October is Let’s Talk Month

Christina Clark - October 23, 2019

October is Let’s Talk Month. Although we celebrate this one month to encourage parents/caregivers, it should be a reminder about the importance of talking to your child about sexuality and their sexual health on a regular basis. We want you to be able to open the door to these conversations. At the Alabama Campaign, we believe parents and caregivers are the best teachers for their young people, but sometimes they need help with the tools. That’s what Let’s Talk Month is all about.

There are a lot of assumptions out there when it comes to what our young people are learning and how much of that information is helpful. Let’s bust a few of those myths.

MYTH: My child gets sex ed in school. They get all the information they need.

FACTAlthough 82.7% of parents with children in Alabama public schools believe sex education should be taught, Alabama does not mandate sex education in schools. This means that if sex education is taught, topics and accuracy vary widely. However, we know from the CDC School Health Profiles that many young people in Alabama do not receive sex education at all.

It’s up to you to know what your child’s school policy regarding sex education is because there is such a wide range of information given. If you feel information at your school is lacking, you can be an advocate for more comprehensive sexual health education. If your child isn’t getting all the information you want them to have, it’s important to supplement that education at home.

Though hard at times, it is important to talk with your young person because it helps keep them safe. Having fact based information about their body, how to keep their body healthy, how to build healthy relationships and make the best decisions for them will help keep them safe through adulthood. Sexuality is a broad topic that includes body parts, self-esteem, friendships, relationships, messages from the media and our friends, our values, etc.
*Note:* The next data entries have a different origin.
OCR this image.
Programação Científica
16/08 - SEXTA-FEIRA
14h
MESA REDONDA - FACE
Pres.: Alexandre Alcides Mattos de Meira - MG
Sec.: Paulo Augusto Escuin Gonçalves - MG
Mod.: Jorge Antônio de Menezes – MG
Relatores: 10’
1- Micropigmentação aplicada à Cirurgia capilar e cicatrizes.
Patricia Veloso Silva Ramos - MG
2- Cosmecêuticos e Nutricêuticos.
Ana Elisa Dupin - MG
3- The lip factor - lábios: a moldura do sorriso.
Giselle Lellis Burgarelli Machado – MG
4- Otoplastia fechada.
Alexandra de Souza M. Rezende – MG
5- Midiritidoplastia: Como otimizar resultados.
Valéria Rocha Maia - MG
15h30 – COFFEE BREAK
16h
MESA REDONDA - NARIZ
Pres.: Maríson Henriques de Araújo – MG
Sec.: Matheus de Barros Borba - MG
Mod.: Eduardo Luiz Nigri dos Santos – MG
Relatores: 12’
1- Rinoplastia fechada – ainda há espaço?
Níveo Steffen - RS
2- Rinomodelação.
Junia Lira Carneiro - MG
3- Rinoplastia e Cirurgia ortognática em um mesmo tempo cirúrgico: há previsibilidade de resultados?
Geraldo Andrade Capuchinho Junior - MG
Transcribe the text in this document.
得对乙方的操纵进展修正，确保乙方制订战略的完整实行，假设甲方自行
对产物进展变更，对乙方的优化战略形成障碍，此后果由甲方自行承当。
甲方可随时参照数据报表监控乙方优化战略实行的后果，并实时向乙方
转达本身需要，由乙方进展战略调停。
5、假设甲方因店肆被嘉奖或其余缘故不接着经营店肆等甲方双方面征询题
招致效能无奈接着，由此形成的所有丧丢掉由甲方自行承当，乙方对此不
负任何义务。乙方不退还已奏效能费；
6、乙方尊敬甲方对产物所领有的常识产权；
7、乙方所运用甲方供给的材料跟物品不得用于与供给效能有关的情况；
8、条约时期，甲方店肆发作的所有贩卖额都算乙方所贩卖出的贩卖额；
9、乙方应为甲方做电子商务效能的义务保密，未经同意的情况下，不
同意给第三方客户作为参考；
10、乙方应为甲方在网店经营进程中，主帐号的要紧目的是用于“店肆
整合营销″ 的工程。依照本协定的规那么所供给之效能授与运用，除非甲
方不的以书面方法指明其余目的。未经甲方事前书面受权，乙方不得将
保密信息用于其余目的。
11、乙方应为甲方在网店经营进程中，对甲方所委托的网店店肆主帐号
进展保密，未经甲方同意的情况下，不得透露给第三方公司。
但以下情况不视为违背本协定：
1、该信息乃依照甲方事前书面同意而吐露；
– Sexuality at every age and stage – check out this tip sheet of what topics and questions are relevant at each age and stage.

MYTH: Talking about sex and sexuality will cause my child to have sex and be unsafe.

FACT: “When young people feel unconnected to home, family, and school, they may become involved in activities that put their health at risk. However, when parents affirm the value of their children, young people more often develop positive, healthy attitudes about themselves. Although most adults want youth to know about abstinence, contraception, and how to prevent HIV and other sexually transmitted infections (STIs), parents often have difficulty communicating about sex. Nevertheless, positive communication between parents and children greatly helps young people to establish individual values and to make healthy decisions.” – Advocates for Youth

Young people repeatedly say that their parents are the biggest influence in their decisions about sex. That means you have a lot of power to influence them not only about sex, but also relationships, health, their bodies, etc. They also receive different information from a variety of sources (teachers, peers, religious leaders, etc), so it’s important to come back to the conversation again and again.

– Tips to keep kids safe – talking to our kids/teens about sexuality, boundaries, and our bodies keeps them safe from abuse.

KEEP THE CONVERSATION GOING!

It’s easy to let our emotions run the conversations when we are worried or concerned about our young person.  Remember that you love them and you want them to have the information to make the best decisions. Take a breath, remind yourself that you care about them, pause, and then respond. Try using some of the Door Openers below to start the conversation. You’ll be amazed how much more they will share with you. Try to keep the door open to conversations about sexuality. Ask them what they think and why? How they came to that conclusion? How will it feel if … happens to a friend or if … were to be a consequence of a behavior? Young people are learning their own values and figuring out what is important to them so keep picking their mind to ask them how they decided on that. This helps them understand how they make decisions because their prefrontal cortex (the part of the brain that uses logic and critical thinking) is still being developed during adolescence and into early adulthood. Help them sort through their values and the why’s behind them.

When we use the Door Slammers it does just that, it ends the conversation. They may not turn to you next time they want a second opinion and they will find it somewhere else. Take a minute to share your values and seek their perspective.

Door Openers

  • “What do you think?”
  • “That’s a good question.”
  • “I don’t know, but I’ll find out.”
  • “I’m trying to understand what you’re feeling/ asking?”
  • “Do you know that word means?”
  • “I’m glad you told me about that.”

Door Slammers

  • “You’re too young.”
  • “Where did you hear that?”
  • “If you say that word again, I’ll …”
  • “That’s none of your business.”
  • “I don’t care what your friends are doing.”
  • “That’s just for boys (girls).”
  • “We’ll talk about that when you need to know.”

Thank you to myHealth in Minnesota for providing this valuable content for Let’s Talk Month.